In order to monitor deployed ML models, data scientists and ML engineers need to check whether or not their new data looks like training data. Automating these checks warrants that model retrains are sensible.

Example data model compliance check in Dataiku DSS.

Installation Notes

This plugin can be installed from the Plugin Store or via zip download (see installation sidebar).
The plugin uses a custom code environment. The base Python version needs to be the same as the one used at training time in the visual ML. The plugin will fail when loading the model otherwise.

Principle

Given a reference dataset or saved model, we compute compliance metrics on new data:

For numerical columns, the ratio of samples out of reference bounds is computed.
For categorical columns, the list of new unseen categories is computed.

Numerical bounds can be determined in two ways:

Absolute range: the absolute min and max of the reference column are taken into account.
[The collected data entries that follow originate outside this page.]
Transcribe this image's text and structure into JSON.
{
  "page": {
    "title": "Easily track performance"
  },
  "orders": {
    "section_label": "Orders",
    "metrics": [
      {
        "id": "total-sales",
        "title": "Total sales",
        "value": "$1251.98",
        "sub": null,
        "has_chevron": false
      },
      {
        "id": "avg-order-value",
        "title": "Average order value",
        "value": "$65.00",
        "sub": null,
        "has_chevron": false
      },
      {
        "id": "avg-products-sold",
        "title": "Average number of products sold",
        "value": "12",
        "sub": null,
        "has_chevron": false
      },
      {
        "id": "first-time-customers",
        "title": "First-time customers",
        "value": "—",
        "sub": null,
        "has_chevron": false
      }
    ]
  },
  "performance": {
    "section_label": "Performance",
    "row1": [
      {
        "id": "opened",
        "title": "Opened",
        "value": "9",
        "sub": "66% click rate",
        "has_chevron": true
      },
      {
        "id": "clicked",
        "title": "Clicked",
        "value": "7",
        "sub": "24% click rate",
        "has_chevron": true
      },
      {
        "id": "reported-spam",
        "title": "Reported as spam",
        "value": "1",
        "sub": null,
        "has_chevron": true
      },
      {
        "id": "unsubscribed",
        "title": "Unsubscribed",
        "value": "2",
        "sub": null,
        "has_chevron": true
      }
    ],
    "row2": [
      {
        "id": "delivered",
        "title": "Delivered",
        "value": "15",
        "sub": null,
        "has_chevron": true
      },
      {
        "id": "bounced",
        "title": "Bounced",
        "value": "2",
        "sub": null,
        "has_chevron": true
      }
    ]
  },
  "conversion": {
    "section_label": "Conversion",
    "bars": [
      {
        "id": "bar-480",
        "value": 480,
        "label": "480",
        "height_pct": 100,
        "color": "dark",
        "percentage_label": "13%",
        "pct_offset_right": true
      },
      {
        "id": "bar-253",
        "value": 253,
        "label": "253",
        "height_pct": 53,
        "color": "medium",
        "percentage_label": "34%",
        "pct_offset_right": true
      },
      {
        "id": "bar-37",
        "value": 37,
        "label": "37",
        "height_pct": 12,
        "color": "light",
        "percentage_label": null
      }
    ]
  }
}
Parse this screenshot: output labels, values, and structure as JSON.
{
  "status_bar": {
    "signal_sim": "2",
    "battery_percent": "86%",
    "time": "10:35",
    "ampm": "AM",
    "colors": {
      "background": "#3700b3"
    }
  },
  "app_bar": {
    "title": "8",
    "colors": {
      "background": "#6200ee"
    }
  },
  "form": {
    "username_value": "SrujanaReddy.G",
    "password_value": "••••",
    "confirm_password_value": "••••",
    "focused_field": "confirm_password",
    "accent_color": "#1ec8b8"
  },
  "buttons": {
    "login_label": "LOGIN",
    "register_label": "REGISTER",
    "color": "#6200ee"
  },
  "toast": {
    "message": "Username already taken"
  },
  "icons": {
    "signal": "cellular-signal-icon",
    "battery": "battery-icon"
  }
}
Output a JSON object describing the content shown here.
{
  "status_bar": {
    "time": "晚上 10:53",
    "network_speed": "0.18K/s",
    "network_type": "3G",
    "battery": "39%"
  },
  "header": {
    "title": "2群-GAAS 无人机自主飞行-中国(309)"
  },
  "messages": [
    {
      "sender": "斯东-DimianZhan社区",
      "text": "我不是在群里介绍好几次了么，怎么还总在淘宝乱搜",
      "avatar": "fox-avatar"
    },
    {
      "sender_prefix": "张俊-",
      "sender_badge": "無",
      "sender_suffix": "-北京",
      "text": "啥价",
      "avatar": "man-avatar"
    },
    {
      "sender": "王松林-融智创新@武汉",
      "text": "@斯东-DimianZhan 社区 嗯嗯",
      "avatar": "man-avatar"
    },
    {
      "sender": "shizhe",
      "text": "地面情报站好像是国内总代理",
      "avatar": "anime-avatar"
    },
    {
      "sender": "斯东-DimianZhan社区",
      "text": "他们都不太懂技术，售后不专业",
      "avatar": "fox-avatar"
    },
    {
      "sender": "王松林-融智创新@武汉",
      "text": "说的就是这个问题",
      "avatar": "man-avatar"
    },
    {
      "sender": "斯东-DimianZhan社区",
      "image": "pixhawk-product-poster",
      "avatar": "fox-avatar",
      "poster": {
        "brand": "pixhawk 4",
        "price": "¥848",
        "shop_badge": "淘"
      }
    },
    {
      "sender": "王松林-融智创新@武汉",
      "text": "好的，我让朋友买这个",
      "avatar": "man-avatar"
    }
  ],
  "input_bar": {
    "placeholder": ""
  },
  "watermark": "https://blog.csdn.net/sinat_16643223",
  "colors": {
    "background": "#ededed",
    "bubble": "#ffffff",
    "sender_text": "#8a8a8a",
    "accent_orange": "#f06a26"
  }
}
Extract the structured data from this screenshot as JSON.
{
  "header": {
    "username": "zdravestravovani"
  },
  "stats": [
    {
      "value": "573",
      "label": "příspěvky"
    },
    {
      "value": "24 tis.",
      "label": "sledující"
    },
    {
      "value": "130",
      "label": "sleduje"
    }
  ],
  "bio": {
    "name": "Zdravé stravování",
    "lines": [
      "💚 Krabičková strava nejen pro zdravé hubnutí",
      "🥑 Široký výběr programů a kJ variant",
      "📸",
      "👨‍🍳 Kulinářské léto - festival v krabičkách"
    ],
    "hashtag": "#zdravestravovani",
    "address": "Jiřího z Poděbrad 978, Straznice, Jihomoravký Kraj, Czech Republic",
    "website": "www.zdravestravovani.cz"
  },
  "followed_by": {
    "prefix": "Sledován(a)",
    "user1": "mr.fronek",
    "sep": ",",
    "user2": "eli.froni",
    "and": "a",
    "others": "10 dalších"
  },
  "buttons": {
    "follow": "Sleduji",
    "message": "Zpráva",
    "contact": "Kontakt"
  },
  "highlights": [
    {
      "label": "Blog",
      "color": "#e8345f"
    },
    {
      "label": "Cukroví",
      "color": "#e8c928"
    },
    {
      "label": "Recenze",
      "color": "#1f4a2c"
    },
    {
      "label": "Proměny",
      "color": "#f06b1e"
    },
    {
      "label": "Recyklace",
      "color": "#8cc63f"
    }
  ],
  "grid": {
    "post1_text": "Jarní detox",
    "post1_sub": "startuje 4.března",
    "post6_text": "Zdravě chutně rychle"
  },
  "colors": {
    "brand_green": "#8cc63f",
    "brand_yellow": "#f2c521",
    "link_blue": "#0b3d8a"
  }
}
This mode displays sensitivity to outliers.
Inter-quantile range: compliant data are defined as values that fall between Q1 − 1.5 IQR and Q3 + 1.5 IQR.

How to use

Custom metric: Compare a dataset with a reference

The reference data can either come from a dataset in the flow or a saved model. In the latter case, the original train set will be retrieved to be compared with the new data.

The plugin will create a compliance metric for each column.

From there you can create a check on a specific column, or use a custom check (see below) to check all columns.

Custom check: Check dataset against reference

The reference data can either come from a dataset in the flow or a saved model. In the latter case, the original train set will be retrieved to be compared with the new data.

For numerical columns, you can define a tolerance ratio for non-compliant data. For categorical columns, as any new unseen category will most likely break the model, a warning or an error message will be raised immediately.

Once created, the check will check and report which columns contain non-compliant data.